Valuation and Control in Venture Finance
Posted: 3 Jul 2000
I present a model in which a venture capitalist and an entrepreneur are engaged in the complex and risky task of forming a new company. I show that a reallocation of control rights can alleviate some commitment and incentives problems and lead to an improved outcome.
In contrast to earlier studies, I assume that control is a continuous, rather than a binary variable. I show that the equilibrium distribution of control rights depends on the degree of adverse selection. In equilibrium, the higher the degree of adverse selection, the more control rights are allocated to the venture capitalist. This explains why in practice venture capitalists receive control levers that are significantly higher than the size of their equity investment.
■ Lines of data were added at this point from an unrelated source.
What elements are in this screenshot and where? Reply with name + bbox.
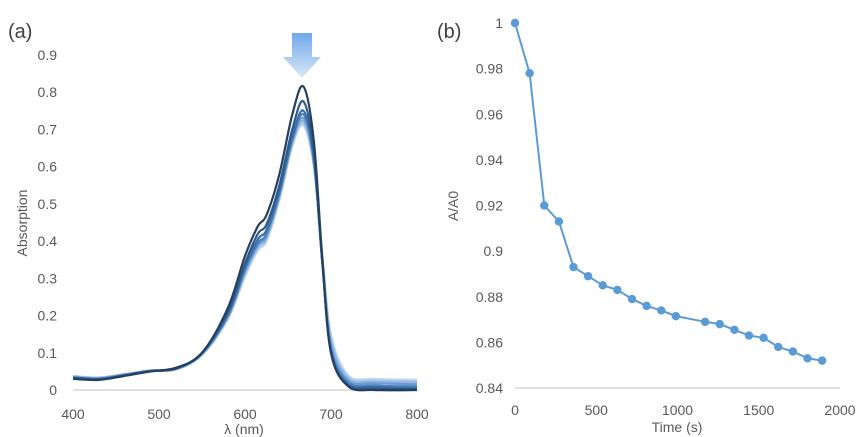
panel-b-data-point (569, 262, 578, 272)
panel-b-x-axis-title: Time (s) (652, 419, 703, 435)
panel-b-data-point (510, 18, 520, 28)
panel-b-x-tick-label: 1000 (662, 402, 693, 418)
panel-b-data-point (554, 217, 564, 226)
panel-a-series-line-8 (72, 123, 418, 381)
panel-b-y-tick-label: 0.98 (476, 61, 503, 77)
panel-a-series (72, 84, 418, 392)
panel-b-data-point (627, 294, 637, 304)
panel-b-data-point (657, 306, 666, 315)
panel-a-x-tick-label: 700 (319, 406, 343, 422)
panel-a-x-tick-label: 600 (233, 406, 257, 422)
panel-a-y-tick-label: 0.3 (38, 270, 58, 286)
chart-panel-b: (b) A/A0 Time (s) 0 500 1000 1500 2000 0.84 0.… (437, 15, 856, 435)
panel-b-y-axis-title: A/A0 (445, 191, 461, 222)
chart-panel-a: (a) Absorption λ (nm) 400 500 600 700 800 0 0.… (8, 21, 429, 437)
panel-b-y-tick-label: 0.9 (484, 243, 504, 259)
panel-a-y-tick-label: 0.6 (38, 159, 58, 175)
panel-b-data-point (715, 319, 724, 329)
panel-a-y-tick-label: 0.5 (38, 196, 58, 212)
panel-a-series-line-4 (72, 112, 418, 388)
panel-b-data-point (803, 354, 812, 363)
panel-b-tick-labels: 0 500 1000 1500 2000 0.84 0.86 0.88 0.9 0.92 0.94 0… (476, 15, 856, 418)
panel-b-data-point (774, 342, 783, 352)
panel-a-y-tick-label: 0.8 (38, 84, 58, 100)
panel-b-data-point (583, 272, 593, 281)
panel-a-y-tick-label: 0.7 (38, 121, 58, 137)
panel-a-y-tick-label: 0.2 (38, 308, 58, 324)
panel-b-data-point (598, 281, 607, 290)
panel-b-y-tick-label: 0.92 (476, 198, 503, 214)
panel-a-y-axis-title: Absorption (14, 190, 30, 257)
panel-b-y-tick-label: 0.84 (476, 380, 503, 396)
panel-b-x-tick-label: 1500 (743, 402, 774, 418)
panel-a-series-line-6 (72, 119, 418, 384)
panel-b-data-point (788, 347, 798, 356)
panel-b-x-tick-label: 2000 (824, 402, 855, 418)
panel-a-series-line-5 (72, 116, 418, 386)
panel-b-data-point (744, 331, 754, 340)
panel-b-y-tick-label: 0.86 (476, 334, 503, 350)
down-arrow-icon (283, 33, 321, 78)
panel-a-y-tick-label: 0.4 (38, 233, 58, 249)
panel-a-x-axis-title: λ (nm) (224, 421, 264, 437)
panel-b-data-point (613, 285, 622, 295)
panel-a-series-line-7 (72, 122, 418, 383)
panel-a-x-tick-label: 400 (61, 406, 85, 422)
panel-a-tick-labels: 400 500 600 700 800 0 0.1 0.2 0.3 0.4 0.5 0.6 0.7 0.8… (38, 47, 429, 422)
panel-a-y-tick-label: 0 (49, 382, 57, 398)
panel-b-label: (b) (437, 21, 461, 43)
panel-a-y-tick-label: 0.1 (38, 345, 58, 361)
panel-a-x-tick-label: 500 (147, 406, 171, 422)
panel-b-data-point (642, 301, 651, 311)
panel-b-x-tick-label: 0 (511, 402, 519, 418)
panel-b-series-line (514, 22, 823, 362)
panel-b-data-point (525, 68, 534, 78)
panel-b-x-tick-label: 500 (585, 402, 609, 418)
panel-a-y-tick-label: 0.9 (38, 47, 58, 63)
panel-b-y-tick-label: 0.96 (476, 106, 503, 122)
panel-b-data-point (540, 201, 549, 210)
panel-a-series-line-2 (72, 99, 418, 391)
panel-a-series-line-1 (72, 84, 418, 392)
panel-a-series-line-3 (72, 109, 418, 390)
panel-b-data-point (671, 311, 681, 321)
down-arrow-shape (283, 33, 321, 78)
panel-a-x-tick-label: 800 (405, 406, 429, 422)
panel-b-series (510, 18, 827, 365)
panel-b-data-point (817, 356, 827, 365)
panel-b-y-tick-label: 0.88 (476, 289, 503, 305)
panel-b-y-tick-label: 1 (495, 15, 503, 31)
panel-b-data-point (730, 325, 739, 335)
panel-b-y-tick-label: 0.94 (476, 152, 503, 168)
panel-b-data-point (759, 333, 768, 343)
panel-a-label: (a) (8, 21, 32, 43)
panel-b-data-point (700, 317, 710, 327)
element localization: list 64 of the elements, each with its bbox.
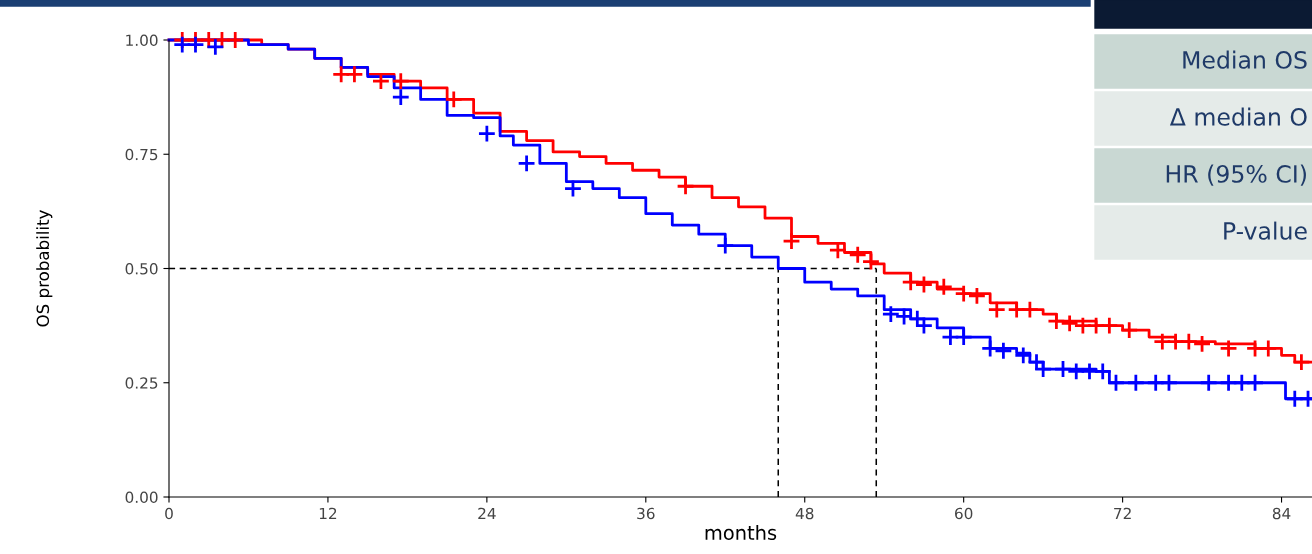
point [980, 339, 1000, 358]
point [914, 316, 934, 335]
x-tick-label: 0 [165, 507, 173, 520]
y-tick-label: 0.50 [125, 262, 158, 275]
point [967, 286, 987, 306]
y-axis-title: OS probability [36, 210, 53, 327]
x-tick-label: 72 [1114, 507, 1131, 520]
annotation: HR (95% CI) [1166, 164, 1306, 186]
y-tick-label: 0.25 [125, 377, 158, 389]
point [206, 37, 225, 57]
y-tick-label: 0.00 [125, 491, 158, 504]
point [848, 245, 868, 265]
x-tick-label: 36 [637, 507, 655, 520]
annotation: Δ median O [1169, 107, 1307, 126]
x-tick-label: 48 [795, 507, 814, 520]
point [1013, 346, 1033, 365]
x-tick-label: 12 [319, 507, 337, 520]
x-tick-label: 60 [955, 507, 973, 520]
point [1258, 339, 1278, 358]
point [987, 300, 1007, 319]
point [1020, 300, 1040, 319]
point [1219, 339, 1238, 358]
point [1126, 373, 1146, 393]
point [1199, 373, 1218, 393]
point [1192, 334, 1212, 354]
point [1047, 311, 1066, 331]
x-axis-title: months [705, 524, 777, 541]
point [1245, 373, 1265, 393]
point [676, 176, 695, 196]
point [881, 304, 901, 324]
point [901, 272, 920, 292]
y-tick-label: 0.75 [125, 148, 158, 161]
point [954, 284, 973, 303]
point [914, 275, 934, 294]
point [934, 277, 954, 297]
point [1179, 332, 1199, 351]
point [861, 252, 881, 271]
y-tick-label: 1.00 [126, 34, 158, 47]
point [391, 71, 411, 91]
point [345, 64, 364, 84]
point [186, 35, 205, 54]
point [477, 124, 497, 143]
point [782, 231, 801, 251]
point [1033, 359, 1053, 379]
point [1100, 316, 1119, 335]
annotation: Median OS [1183, 50, 1307, 69]
point [225, 30, 245, 50]
point [1106, 373, 1126, 393]
point [1119, 320, 1139, 340]
point [391, 87, 411, 107]
point [994, 341, 1013, 361]
point [715, 236, 735, 255]
point [1093, 362, 1113, 381]
point [954, 327, 973, 347]
point [517, 154, 536, 173]
point [1053, 359, 1073, 379]
point [1060, 314, 1079, 333]
annotation: P-value [1224, 221, 1307, 240]
point [563, 179, 583, 198]
x-tick-label: 24 [478, 507, 496, 520]
point [1292, 352, 1311, 372]
point [1159, 373, 1179, 393]
point [444, 90, 464, 109]
x-tick-label: 84 [1272, 507, 1291, 520]
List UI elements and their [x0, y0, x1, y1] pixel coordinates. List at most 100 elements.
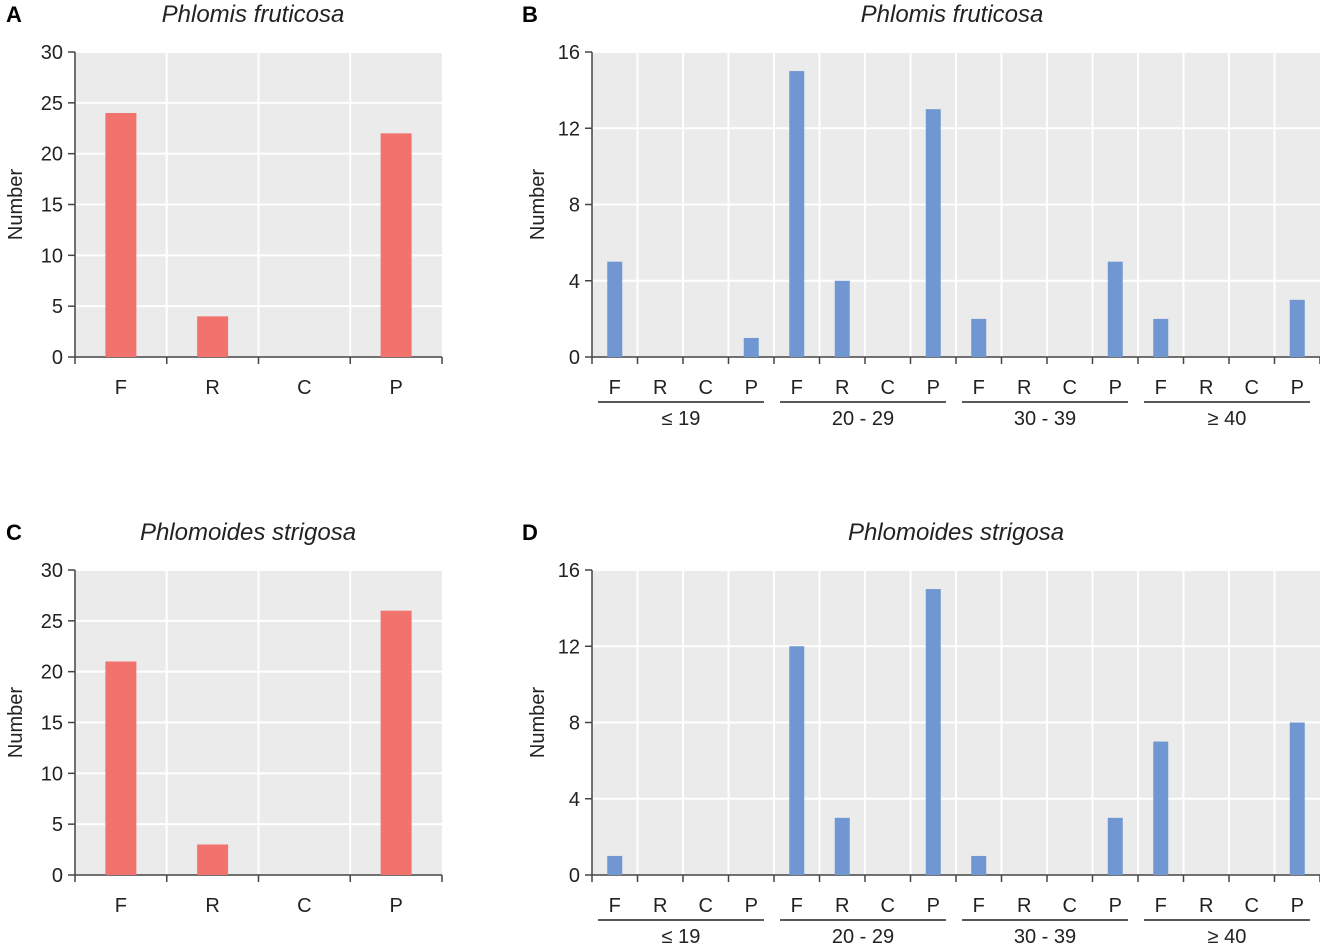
x-tick-label: C [881, 377, 895, 399]
group-label: ≤ 19 [662, 408, 701, 430]
x-tick-label: R [653, 895, 667, 917]
x-tick-label: F [1155, 895, 1167, 917]
bar-p [380, 133, 412, 357]
x-tick-label: C [1245, 895, 1259, 917]
bar-p [1289, 299, 1305, 357]
y-tick-label: 12 [558, 118, 580, 140]
y-tick-label: 20 [41, 144, 63, 166]
x-tick-label: P [745, 895, 758, 917]
y-tick-label: 8 [569, 195, 580, 217]
y-tick-label: 12 [558, 636, 580, 658]
group-label: ≤ 19 [662, 926, 701, 945]
x-tick-label: C [1063, 895, 1077, 917]
y-tick-label: 30 [41, 42, 63, 64]
panel-letter: D [522, 520, 538, 545]
x-tick-label: F [609, 377, 621, 399]
x-tick-label: F [791, 895, 803, 917]
x-tick-label: F [973, 895, 985, 917]
y-tick-label: 8 [569, 713, 580, 735]
y-tick-label: 10 [41, 763, 63, 785]
x-tick-label: P [927, 895, 940, 917]
y-tick-label: 15 [41, 713, 63, 735]
x-tick-label: P [389, 377, 402, 399]
y-tick-label: 15 [41, 195, 63, 217]
panel-letter: B [522, 2, 538, 27]
bar-r [834, 280, 850, 357]
bar-f [1153, 741, 1169, 875]
x-tick-label: R [1199, 377, 1213, 399]
bar-p [1107, 817, 1123, 875]
bar-f [105, 661, 137, 875]
group-label: ≥ 40 [1208, 408, 1247, 430]
y-tick-label: 30 [41, 560, 63, 582]
x-tick-label: R [835, 895, 849, 917]
bar-f [789, 71, 805, 357]
y-axis-label: Number [527, 169, 549, 240]
chart-title: Phlomis fruticosa [861, 1, 1044, 28]
bar-r [197, 844, 229, 875]
x-tick-label: P [389, 895, 402, 917]
bar-p [925, 109, 941, 357]
bar-f [105, 113, 137, 357]
x-tick-label: P [1291, 377, 1304, 399]
bar-p [380, 610, 412, 875]
x-tick-label: R [835, 377, 849, 399]
bar-f [971, 855, 987, 875]
y-tick-label: 25 [41, 611, 63, 633]
group-label: 20 - 29 [832, 926, 894, 945]
x-tick-label: P [927, 377, 940, 399]
x-tick-label: F [973, 377, 985, 399]
group-label: 30 - 39 [1014, 926, 1076, 945]
x-tick-label: F [1155, 377, 1167, 399]
group-label: ≥ 40 [1208, 926, 1247, 945]
panel-letter: A [6, 2, 22, 27]
x-tick-label: P [1109, 377, 1122, 399]
x-tick-label: F [609, 895, 621, 917]
y-tick-label: 0 [52, 865, 63, 887]
y-tick-label: 4 [569, 271, 580, 293]
bar-p [743, 337, 759, 357]
x-tick-label: R [653, 377, 667, 399]
x-tick-label: P [1291, 895, 1304, 917]
y-tick-label: 16 [558, 42, 580, 64]
y-tick-label: 16 [558, 560, 580, 582]
bar-f [607, 261, 623, 357]
y-axis-label: Number [527, 687, 549, 758]
y-tick-label: 5 [52, 296, 63, 318]
bar-f [971, 318, 987, 357]
y-tick-label: 0 [52, 347, 63, 369]
x-tick-label: C [1245, 377, 1259, 399]
x-tick-label: R [1199, 895, 1213, 917]
bar-r [834, 817, 850, 875]
x-tick-label: C [881, 895, 895, 917]
panel-letter: C [6, 520, 22, 545]
x-tick-label: C [1063, 377, 1077, 399]
x-tick-label: C [699, 895, 713, 917]
x-tick-label: C [699, 377, 713, 399]
x-tick-label: F [115, 377, 127, 399]
chart-title: Phlomoides strigosa [848, 519, 1064, 546]
x-tick-label: F [791, 377, 803, 399]
bar-f [1153, 318, 1169, 357]
y-tick-label: 4 [569, 789, 580, 811]
bar-p [1289, 722, 1305, 875]
y-tick-label: 0 [569, 347, 580, 369]
x-tick-label: R [1017, 377, 1031, 399]
x-tick-label: C [297, 377, 311, 399]
chart-title: Phlomis fruticosa [162, 1, 345, 28]
x-tick-label: C [297, 895, 311, 917]
bar-r [197, 316, 229, 357]
x-tick-label: F [115, 895, 127, 917]
x-tick-label: P [1109, 895, 1122, 917]
bar-p [1107, 261, 1123, 357]
x-tick-label: R [1017, 895, 1031, 917]
x-tick-label: P [745, 377, 758, 399]
group-label: 20 - 29 [832, 408, 894, 430]
x-tick-label: R [205, 377, 219, 399]
bar-f [789, 646, 805, 875]
y-tick-label: 5 [52, 814, 63, 836]
y-axis-label: Number [5, 687, 27, 758]
group-label: 30 - 39 [1014, 408, 1076, 430]
y-tick-label: 25 [41, 93, 63, 115]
I also show that allocating more control rights to the investor results in a smaller dilution of the entrepreneur's ownership in the venture at higher share prices, less informationally efficient prices, and a higher share of risks shifted to the investor. In other words, the entrepreneur is compensated for a greater loss of control through better terms of financing, ability to extract higher rents from asymmetric information, and better risk sharing. Finally, since contractual provisions conditional on the entrepreneur's private value of control cannot be enforced, I investigate how an optimal allocation of control rights can be implemented through indirect mechanisms. I prove that an optimal allocation of control rights can be implemented via a competitive market for control or bilateral bargaining procedures.